Narcisisti e violenti ma molto social
di Anna Losurdo
Da dove viene la rabbia enorme cha abbiamo dentro?
Le cause della rabbia sociale e politica sono sempre e solo economiche?
Su quale pensiero primitivo si innesta la logica elementare dell’odio?
È il limes l’idea originaria nella quale abbiamo trovato la misura etica per vivere nella polis e che ci impedisce di violare l’altro in nome delle pulsioni. La civiltà giuridica si contrappone alla logica primitiva della violenza (e della reazione violenta) e introduce la pena, il recupero.
Ma è anche la linea che possiamo attraversare per andare incontro all’altro, per creare relazioni e trasformarci reciprocamente.
È questo forse che spaventa: il mistero di ciò che può accadere.
Da questa paura ancestrale trae forse origine la pessima abitudine di suddividere l’umanità in categorie per poi individuarne una contro la quale scagliarsi.
Non esiste, invece, una suddivisione netta tutti i buoni da una parte e tutti i cattivi dall’altra.
Lo sappiamo bene. Anche se fingiamo di dimenticarlo.
Chiudere fuori gli altri o chiudere dentro noi.
Se i confini tra le persone fossero davvero permeabili, eviteremmo il confino a noi stessi.
Dal 2004, anno di esordio dei social, il narcisismo ha subito una impennata, come attestano numerosi studi effettuati in Italia e all’estero. Si stima che almeno il 20% delle persone potrebbe essere soggetto a sviluppare tratti narcisistici.
Il disturbo narcisista ha molte declinazioni e diverse intensità.
E come si sa, i narcisisti non possono amare nessuno.

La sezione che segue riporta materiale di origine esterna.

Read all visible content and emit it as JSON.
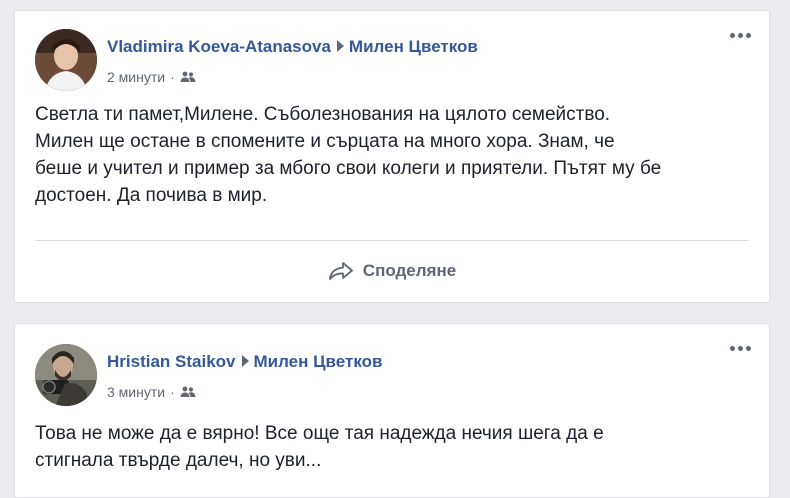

Nessun uomo è un’isola, completo in se stesso; ogni uomo è una parte del tutto. La morte di qualsiasi uomo mi sminuisce, perché io sono parte dell’umanità. E dunque non chiedere mai per chi suona la campana: suona per te (John Donne).
E in realtà, mentre frequentiamo un mondo virtuale, che immaginiamo sconfinato, facciamo un gran parlare dei confini fisici.
Anche se, a ben vedere, anche sui social viviamo l’illusione della inesi-stenza dei confini e ci chiudiamo in filter bubble, confinati in comunità uniformi e nei gruppi chiusi.
Ed è proprio in questi ambienti che si proliferano haters e si diffonde il linguaggio d’odio: genere di parole e discorsi per esprimere odio e intolleranza verso una persona o un gruppo (razziale, etnico, religioso, di genere o orientamento sessuale) o nei confronti di categorie di soggetti più deboli.
La diffusione avviene attraverso due processi.
Il primo, è quello delle “cascate sociali”. ciascuno di noi tende a basarsi su ciò che fanno e pensano gli altri, in mancanza di informazioni di prima mano o su argomenti di cui non sappiamo niente.
L’altro è quello della “polarizzazione dei gruppi“. Fenomeno per cui quando persone con idee simili si parlano, finiscono con approdare a una idea più estrema di quella iniziale di ciascuno, passando da una adesione scettica alla certezza assoluta.
Basta poco a riconoscere il fenomeno e a riconoscerci.
E a trovare conferma di quanto ho appena detto.
È sufficiente scorrere il rullo delle notizie di Facebook e leggere la sequenza di commenti via via più assertivi, più categorici, più violenti.
Gli obiettivi? Intere categorie di persone, che polarizzano quel sentimento di frustrazione violenta che si alimenta di luoghi comuni e affermazioni apodittiche.
Un esempio per tutti? Il razzismo e i migranti.
Si disserta di migrazioni ignorando tutte le informazioni che servirebbero. Non sappiamo nulla di tassi di natalità e di morte; disponiamo di informazioni sommarie di geopolitica, ignoriamo le più elementari nozioni di demografia. Ma contiamo i migranti che sbarcano sul nostro territorio.
E gridiamo all’invasione.
Perché cosi mettiamo a tacere le nostre paure ancestrali. Sublimiamo le domande sul senso della nostra vita.
Con la violenza verbale possiamo sbandierare ai quattro venti la nostra non violenza.
E questo vale per tutte le forme di violenza malcelate o nascoste, anche a noi stessi.